Though Romney assaults Obama’s economic record, job growth in the U.S. has been swifter under Obama than job growth in Massachusetts under Romney.
Romney also likes to flaunt the education policies he put in place in Massachusetts. Last night at the debate, he boasted about his John and Abigail Adams Scholarship, which he claimed would send the top quarter of each high school class to the Massachusetts college of their choice tuition-free. But this is not the full picture. Here is the reality of Romney’s education policies in Massachusetts, according to a report in the Boston Globe:
- Romney’s valued John and Abigail Adams Scholarships cover only tuition at state colleges, not fees , which account for more than 80 percent of yearly costs at some schools. Just a quarter of the recipients actually choose to attend state colleges.

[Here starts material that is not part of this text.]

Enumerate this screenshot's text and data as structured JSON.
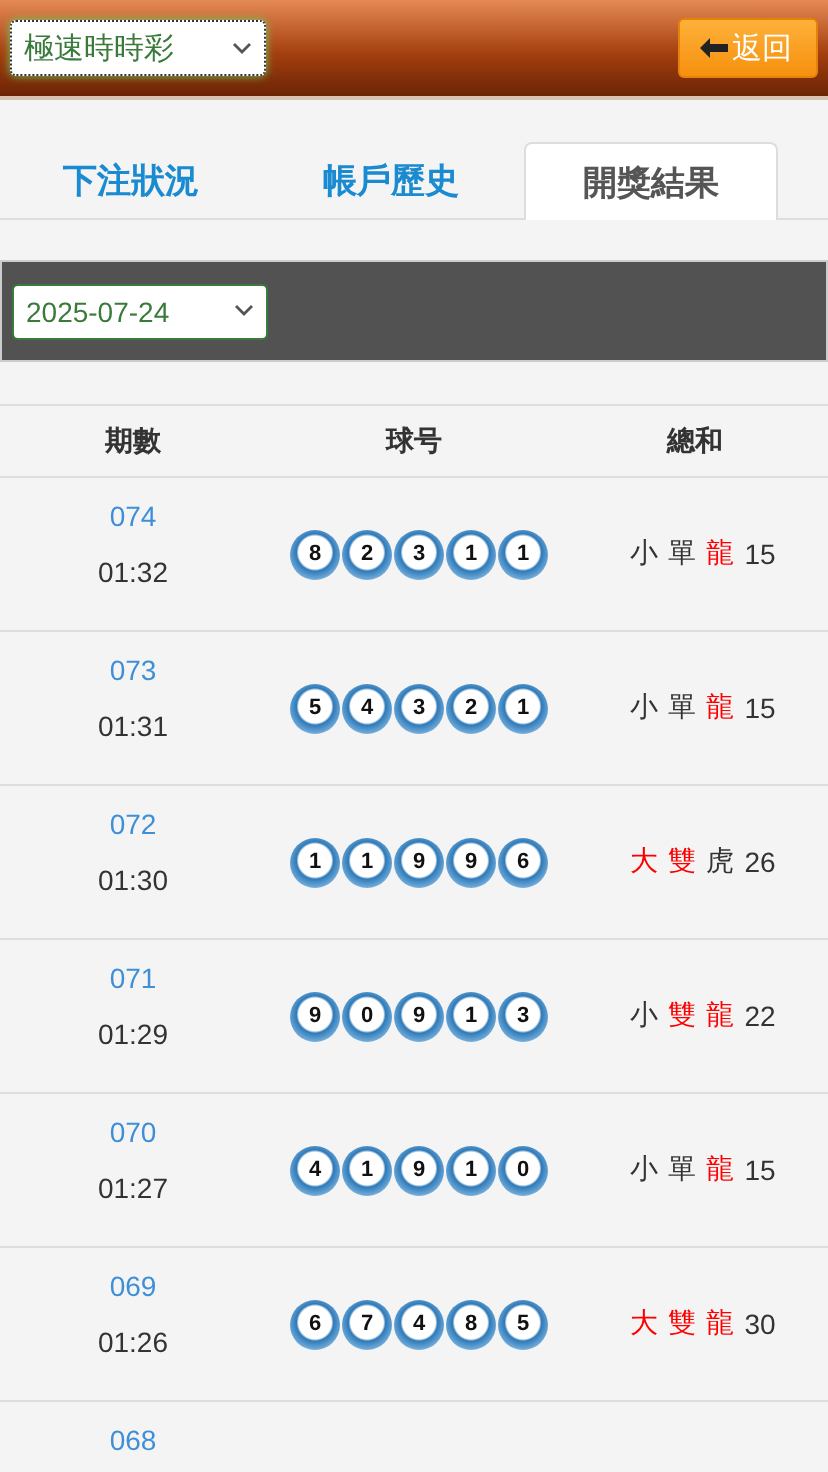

- Massachusetts students regularly score at the top on national and international tests. But that achievement is largely due to the state’s 1993 landmark education reform law.
- Mitt Romney campaigned for governor in 2002 in favor of eradicating the nation’s first bilingual education law and instead immersing non-English speakers in classrooms where only English would be taught.
- In 2006, three years after the law Romney campaigned for went into effect, new state tests showed that 83 percent of students learning English as a second language in the third through twelfth grades could not read, write, speak or understand English well enough for regular classes after their first year in Massachusetts schools.
When asked about pay equity, Romney highlighted his efforts as governor of Massachusetts to hire women to work in his administration. However he does not have a history of appointing women to high-level positions in the private sector, nor did he appoint many women to judicial positions:
- Romney stacked his Judicial Nominating Commission with mostly white males. There were only four people of color and three women among the 17 JNC members.
- Of the 19 nominations made by Romney in 2005, 17 were men and only two were people of color.
Romney’s record in Massachusetts related to women’s health is also not very encouraging:
- Romney vetoed a bill to require hospitals to offer emergency contraception to rape victims.
- Romney vetoed $35,678 for early breast cancer detection and research.
- Romney vetoed $2.8 million for cervical and breast cancer treatment.
Romney is right that his record as governor of Massachusetts shows us a lot about how he would act as president. But he’s intentionally misleading voters about what that record is.